Wskazano wstępne przyczyny wybuchu w Sędzińcu. W budynku było 10 osób

redakcja naTemat
20 kwietnia 2023, 11:40 • 1 minuta czytania
Dwie osoby są w stanie ciężkim, a dwie w średnio-ciężkim – taki na ten moment jest bilans ofiar wybuchu, do którego doszło w Sędzińcu w Wielkopolsce. Doszło tam do wybuchu gazu w budynku, w którym w chwili tragedii znajdowała się dziesiątka osób, w tym pięcioro dzieci. Gruzowisko było przeszukiwane do 1:00 w nocy.
Wybuch gazu w Sędzińcu. Jakie były przyczyny katastrofy?
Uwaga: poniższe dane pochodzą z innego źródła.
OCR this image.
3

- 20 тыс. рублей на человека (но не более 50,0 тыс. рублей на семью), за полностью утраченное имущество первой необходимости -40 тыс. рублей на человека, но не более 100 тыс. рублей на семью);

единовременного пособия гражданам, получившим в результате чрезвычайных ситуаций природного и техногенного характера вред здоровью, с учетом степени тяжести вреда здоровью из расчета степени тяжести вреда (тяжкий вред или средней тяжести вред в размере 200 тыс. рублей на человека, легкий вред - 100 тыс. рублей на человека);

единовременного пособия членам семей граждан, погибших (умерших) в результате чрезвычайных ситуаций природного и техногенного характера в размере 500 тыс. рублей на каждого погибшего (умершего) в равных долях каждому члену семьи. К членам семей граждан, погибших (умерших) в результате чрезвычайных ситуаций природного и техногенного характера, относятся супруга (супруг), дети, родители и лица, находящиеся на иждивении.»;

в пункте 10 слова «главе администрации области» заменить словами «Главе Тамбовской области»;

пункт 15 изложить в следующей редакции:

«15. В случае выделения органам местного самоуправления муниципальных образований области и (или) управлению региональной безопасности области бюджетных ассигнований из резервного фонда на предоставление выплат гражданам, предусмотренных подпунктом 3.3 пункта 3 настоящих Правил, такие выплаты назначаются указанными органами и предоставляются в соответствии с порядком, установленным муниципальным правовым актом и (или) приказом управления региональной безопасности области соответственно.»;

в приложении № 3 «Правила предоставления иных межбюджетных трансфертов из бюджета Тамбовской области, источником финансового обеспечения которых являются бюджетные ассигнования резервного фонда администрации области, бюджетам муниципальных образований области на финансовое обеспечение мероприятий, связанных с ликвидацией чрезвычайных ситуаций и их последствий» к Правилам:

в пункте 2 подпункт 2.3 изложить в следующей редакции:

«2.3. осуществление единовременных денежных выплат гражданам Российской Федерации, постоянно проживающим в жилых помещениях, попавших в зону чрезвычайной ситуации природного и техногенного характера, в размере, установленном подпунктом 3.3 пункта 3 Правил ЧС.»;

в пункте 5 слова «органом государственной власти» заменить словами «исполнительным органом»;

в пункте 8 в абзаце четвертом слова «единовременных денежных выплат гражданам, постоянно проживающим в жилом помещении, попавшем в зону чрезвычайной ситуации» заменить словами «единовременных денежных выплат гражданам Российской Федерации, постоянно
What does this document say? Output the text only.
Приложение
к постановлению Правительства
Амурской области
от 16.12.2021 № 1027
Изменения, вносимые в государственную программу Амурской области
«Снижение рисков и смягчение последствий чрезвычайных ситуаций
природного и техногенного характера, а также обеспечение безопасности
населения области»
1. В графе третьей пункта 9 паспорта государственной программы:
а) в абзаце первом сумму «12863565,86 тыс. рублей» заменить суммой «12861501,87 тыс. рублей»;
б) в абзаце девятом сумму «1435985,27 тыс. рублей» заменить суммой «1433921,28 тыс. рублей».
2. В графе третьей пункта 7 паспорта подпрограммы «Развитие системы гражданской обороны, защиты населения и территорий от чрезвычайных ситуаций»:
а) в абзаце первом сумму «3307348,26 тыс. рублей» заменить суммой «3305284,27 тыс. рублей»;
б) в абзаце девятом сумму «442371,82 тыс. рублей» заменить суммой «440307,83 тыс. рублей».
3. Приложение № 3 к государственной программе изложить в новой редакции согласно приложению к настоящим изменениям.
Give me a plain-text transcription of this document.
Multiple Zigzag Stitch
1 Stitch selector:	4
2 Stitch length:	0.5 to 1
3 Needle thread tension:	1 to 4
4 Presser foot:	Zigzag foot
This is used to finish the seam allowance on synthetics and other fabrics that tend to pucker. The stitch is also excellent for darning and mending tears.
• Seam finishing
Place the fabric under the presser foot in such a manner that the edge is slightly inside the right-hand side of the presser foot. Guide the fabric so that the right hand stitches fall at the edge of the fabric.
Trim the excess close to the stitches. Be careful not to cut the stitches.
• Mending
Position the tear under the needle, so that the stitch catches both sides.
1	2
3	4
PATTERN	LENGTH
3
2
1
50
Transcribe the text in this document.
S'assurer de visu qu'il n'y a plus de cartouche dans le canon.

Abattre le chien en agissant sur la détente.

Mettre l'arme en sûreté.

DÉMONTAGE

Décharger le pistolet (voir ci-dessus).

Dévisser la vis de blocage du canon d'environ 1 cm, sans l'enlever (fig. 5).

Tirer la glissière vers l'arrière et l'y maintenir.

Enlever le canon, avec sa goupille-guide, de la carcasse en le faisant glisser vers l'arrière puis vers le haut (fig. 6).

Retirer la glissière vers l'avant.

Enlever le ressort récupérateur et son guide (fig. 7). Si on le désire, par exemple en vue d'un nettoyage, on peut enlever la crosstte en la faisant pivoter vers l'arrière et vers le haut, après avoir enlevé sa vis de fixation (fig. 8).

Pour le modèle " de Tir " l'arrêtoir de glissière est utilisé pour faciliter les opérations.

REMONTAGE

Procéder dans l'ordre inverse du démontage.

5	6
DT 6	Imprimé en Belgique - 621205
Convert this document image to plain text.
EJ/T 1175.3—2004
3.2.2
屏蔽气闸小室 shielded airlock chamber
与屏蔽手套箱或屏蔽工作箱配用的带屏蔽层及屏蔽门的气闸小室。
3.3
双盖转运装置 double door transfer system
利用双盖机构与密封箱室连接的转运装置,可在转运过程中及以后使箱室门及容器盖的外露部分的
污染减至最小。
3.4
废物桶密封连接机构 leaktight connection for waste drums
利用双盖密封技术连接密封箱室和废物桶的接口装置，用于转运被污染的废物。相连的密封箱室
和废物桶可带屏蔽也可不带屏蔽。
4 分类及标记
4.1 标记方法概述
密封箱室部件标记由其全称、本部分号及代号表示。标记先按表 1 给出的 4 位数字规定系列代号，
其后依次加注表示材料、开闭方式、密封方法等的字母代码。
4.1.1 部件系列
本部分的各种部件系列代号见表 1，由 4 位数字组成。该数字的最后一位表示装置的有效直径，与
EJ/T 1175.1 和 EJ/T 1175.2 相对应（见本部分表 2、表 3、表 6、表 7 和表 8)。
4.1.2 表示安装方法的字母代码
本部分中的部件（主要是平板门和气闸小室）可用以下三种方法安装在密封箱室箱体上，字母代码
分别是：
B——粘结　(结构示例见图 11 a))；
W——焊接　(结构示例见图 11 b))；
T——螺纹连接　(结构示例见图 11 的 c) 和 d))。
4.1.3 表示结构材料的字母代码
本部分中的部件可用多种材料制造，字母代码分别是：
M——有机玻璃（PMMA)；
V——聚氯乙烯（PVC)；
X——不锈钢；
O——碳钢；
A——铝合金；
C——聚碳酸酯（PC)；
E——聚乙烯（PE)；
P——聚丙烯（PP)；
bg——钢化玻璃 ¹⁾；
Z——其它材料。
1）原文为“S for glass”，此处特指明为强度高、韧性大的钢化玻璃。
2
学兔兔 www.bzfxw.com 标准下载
Fot. st. asp. A. Pupek - Komenda Miejska Państwowej Straży Pożarnej w Poznaniu.

Do eksplozji w Sędzińcu, w niewielkim, jednopiętrowym bloku, który zamieszkiwały dwie rodziny, doszło około godziny 20:00. W momencie wybuchu w budynku było dziesięcioro osób, w tym pięcioro dzieci. Jak podaje radio RMF FM, czworo rannych zostało przewiezionych do szpitali.

Stacja podaje, że do jednego z poszkodowanych wezwano helikopter LPR. Był częściowo przygnieciony, a na nogach miał ciężkie elementy konstrukcyjne budynku. – Musieliśmy użyć sprzętu, żeby podnieść ten słup czy też element z żelbetonu i uwolniliśmy tę osobę – mówił oficer prasowy Komendanta Powiatowego PSP w Pile Paweł Kamiński.

Stan dwojga poszkodowanych jest określany jako ciężki, a pozostałych dwóch jako średnio-ciężki.

– Mieszkańcy zniszczonego budynku zostali przyjęci na noc przez krewnych i sąsiadów. Także piątka dzieci, które przebywały w chwili tego zdarzenia w budynku, też przebywa u rodzin – mówi rzecznik Wielkopolskiego Urzędu Wojewódzkiego Jarosław Władczyk, cytowany przez rozgłośnię.

Jak dodał, pracownicy Wydziału Polityki Społecznej WUW udali się na miejsce, do ośrodka pomocy społecznej w gminie Wysoka, tak, aby ustalić stan materialny osób mieszkających w tym budynku, aby zastanowić się nad dalszym wsparciem rządowym dla tych osób. Zaznaczył też, że najpierw należy ustalić dokładne potrzeby mieszkańców, zanim zostaną im przydzielane np. lokale zastępcze.

Gaz przyczyną wybuchu

Teren został przeczesany dwa razy przy pomocy dwóch psów ratowniczych. Strażacy skończyli przeszukiwanie o godzinie 1:00 w nocy. Łącznie w akcji brało udział 25 zastępów straży pożarnej oraz osiem zespołów ratownictwa medycznego, w tym śmigłowiec.

Choć wiadomo, że przyczyną tragedii w Sędzińcu był wybuch gazu, dokładna przyczyna eksplozji jest jeszcze badana.

Na miejscu pracował niemal od początku nadzór budowlany, który wstępnie wykluczył możliwość dalszego korzystania z budynku, który częściowo się zawalił. Dziś miejsce wybuchu, pod nadzorem prokuratora, sprawdzają biegli z dziedziny nadzoru budowlanego, gazownictwa i pożarnictwa.